Our lives were spared as we were taken into custody by the military and the police, but we were then sentenced to six years in prison. Trapped together in the prison, we started talking about ourselves. Our objective was to begin revolution (the way we understood it back then) in Sri Lanka. However, in the clash of opinions in the prison we were sacked from the JVP and there were many comrades, including Jayantha and Kapila, who fought with me and were wounded on the night of April 5th. It must be remembered with regret that those who missed the battle on the night of April 5th became heroes of the prisons.
However, having escaped from prison in May 1973 with the fever to win the revolution, I joined the "Peradiga Sulanga" group led by Gamini Yapa, who was working as a revolutionary group underground. We were re-arrested in 1974 as we were part of various guerrilla operations, and turned political prisoners once again who enjoyed the torture of the CID. Although I got the liberty to free from prison in 1977, my life has never been free from politics.
Time passed. Today, meeting the end chapter of our lives in the last few years, perhaps the coronavirus virus could make it quicker. But the memories of that day will remain till the last breath.
Today I live in Berlin, very far from my homeland. Forty years have passed since I arrived in Germany. Since then, I spent my life focusing on the liberation movements of various third world countries where I put my energies. I have been sensitive to the politics of Sri Lanka ever since then and have supported the democracy and human rights of Sri Lanka in the highest possible way.
It is my belief that Sri Lanka has gone backwards in some aspects of politics. I feel as if the situation is worse that what we had when we joined politics in the 60's. That being said, I am not expressing my lust for past.
Although there were racist tendencies back in the day, there was no such thing as being racially divisive, hateful, suspicious and retaliative against each other, according to my understanding. I view that there had never been a society back then which embraced false faith in religion. We were never commissioned to the incantation of "Budu Saranai", "Dalada Samindu Pihitai" every time we met someone, nor did we worship adults as frequent as we met them. We did not call our boyfriend, girlfriend, or spouse, "Aiya" or "Nangi" and we called each other by our names. In many such cases, I see that society has moved backward.

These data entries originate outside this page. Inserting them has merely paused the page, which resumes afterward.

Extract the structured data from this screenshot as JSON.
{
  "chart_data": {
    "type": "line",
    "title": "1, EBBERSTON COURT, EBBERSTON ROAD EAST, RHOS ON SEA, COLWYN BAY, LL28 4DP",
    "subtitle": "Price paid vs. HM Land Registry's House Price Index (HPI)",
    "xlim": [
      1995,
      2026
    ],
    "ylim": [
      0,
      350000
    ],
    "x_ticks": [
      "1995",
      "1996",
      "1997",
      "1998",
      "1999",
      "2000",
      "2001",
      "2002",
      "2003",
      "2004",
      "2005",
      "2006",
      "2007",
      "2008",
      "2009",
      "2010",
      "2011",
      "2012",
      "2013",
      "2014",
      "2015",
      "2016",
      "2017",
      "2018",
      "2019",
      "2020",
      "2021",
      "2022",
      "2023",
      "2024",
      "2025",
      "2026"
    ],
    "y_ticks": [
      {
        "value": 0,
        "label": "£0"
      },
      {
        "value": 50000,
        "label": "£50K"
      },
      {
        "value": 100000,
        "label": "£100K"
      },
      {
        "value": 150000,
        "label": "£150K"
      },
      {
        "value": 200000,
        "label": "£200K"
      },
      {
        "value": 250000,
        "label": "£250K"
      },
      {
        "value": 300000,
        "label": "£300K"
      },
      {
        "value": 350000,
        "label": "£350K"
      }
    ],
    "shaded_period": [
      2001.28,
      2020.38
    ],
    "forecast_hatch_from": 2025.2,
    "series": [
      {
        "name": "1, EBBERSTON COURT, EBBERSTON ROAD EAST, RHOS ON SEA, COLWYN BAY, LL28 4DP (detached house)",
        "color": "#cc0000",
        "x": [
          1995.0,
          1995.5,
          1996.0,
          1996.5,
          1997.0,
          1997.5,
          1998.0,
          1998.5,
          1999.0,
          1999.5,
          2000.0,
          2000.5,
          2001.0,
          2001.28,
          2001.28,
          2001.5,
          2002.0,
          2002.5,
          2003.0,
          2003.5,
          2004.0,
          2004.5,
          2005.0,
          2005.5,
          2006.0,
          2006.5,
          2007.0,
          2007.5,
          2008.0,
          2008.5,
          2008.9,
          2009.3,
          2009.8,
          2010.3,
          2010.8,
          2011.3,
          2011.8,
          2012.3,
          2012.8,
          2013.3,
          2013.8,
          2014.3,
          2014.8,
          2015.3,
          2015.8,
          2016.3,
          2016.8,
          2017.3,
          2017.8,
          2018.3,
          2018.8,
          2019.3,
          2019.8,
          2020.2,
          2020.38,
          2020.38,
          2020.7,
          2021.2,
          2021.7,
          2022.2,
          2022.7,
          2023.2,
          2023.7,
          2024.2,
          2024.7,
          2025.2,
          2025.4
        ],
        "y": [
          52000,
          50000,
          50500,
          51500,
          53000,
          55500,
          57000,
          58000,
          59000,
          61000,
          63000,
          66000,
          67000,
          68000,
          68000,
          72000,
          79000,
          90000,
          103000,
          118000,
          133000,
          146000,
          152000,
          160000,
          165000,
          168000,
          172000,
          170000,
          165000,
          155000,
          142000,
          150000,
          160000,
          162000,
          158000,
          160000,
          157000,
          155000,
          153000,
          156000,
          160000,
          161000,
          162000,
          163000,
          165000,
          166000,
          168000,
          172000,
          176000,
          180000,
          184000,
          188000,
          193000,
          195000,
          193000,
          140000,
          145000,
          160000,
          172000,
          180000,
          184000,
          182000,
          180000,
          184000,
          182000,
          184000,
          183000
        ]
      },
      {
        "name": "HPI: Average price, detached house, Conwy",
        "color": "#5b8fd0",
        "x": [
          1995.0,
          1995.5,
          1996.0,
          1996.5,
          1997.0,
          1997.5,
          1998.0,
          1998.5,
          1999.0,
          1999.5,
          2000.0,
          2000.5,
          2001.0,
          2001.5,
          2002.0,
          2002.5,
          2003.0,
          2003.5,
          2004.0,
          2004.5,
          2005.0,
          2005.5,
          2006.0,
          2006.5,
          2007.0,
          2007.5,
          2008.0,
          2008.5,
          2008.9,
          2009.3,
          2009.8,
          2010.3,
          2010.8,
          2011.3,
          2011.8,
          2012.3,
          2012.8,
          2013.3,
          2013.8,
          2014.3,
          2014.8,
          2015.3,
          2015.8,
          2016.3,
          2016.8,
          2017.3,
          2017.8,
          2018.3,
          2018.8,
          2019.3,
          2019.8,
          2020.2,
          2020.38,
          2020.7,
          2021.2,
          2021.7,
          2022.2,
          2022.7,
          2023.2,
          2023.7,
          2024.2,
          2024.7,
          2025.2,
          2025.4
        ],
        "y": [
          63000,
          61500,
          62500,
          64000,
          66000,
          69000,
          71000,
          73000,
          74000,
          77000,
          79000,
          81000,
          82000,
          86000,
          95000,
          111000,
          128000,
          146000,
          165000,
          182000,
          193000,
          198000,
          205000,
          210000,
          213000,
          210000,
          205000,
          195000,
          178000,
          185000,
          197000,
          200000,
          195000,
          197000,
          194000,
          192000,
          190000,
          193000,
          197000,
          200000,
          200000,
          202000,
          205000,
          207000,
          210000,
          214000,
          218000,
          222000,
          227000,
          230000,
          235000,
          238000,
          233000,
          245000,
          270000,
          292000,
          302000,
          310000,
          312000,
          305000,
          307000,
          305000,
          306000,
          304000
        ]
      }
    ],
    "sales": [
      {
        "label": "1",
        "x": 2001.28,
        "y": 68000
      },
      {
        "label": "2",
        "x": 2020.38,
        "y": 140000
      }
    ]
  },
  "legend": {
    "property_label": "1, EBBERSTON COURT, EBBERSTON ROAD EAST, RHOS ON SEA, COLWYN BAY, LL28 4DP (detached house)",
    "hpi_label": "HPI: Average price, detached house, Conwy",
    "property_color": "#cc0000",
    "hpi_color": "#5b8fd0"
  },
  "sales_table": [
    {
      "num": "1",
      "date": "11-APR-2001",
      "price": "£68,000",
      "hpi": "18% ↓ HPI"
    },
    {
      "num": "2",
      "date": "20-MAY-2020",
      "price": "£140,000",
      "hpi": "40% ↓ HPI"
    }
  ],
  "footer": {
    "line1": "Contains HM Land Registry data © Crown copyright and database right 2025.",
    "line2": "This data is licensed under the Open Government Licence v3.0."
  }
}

On the other hand, there are groups in the country that respect human rights, advocate for democratic rights, fight for women's rights, and fight for ethnic support. They are much appreciated, the problems is they represent a minority.
It is in this way that my memories and thoughts of today, 49 years since the rebellion, are traced back to the past and to the present day Sri Lanka. From the turning point in my life to where I stand today, I am entangled with the political aspects of my life. If I look back on my life, I fought for a political cause, and to this day, I have spent all my life energies in its name. Needless to mention that I have been subject to all forms of insults, threats and abuse because of what I believe, but I am glad that my life has been this way.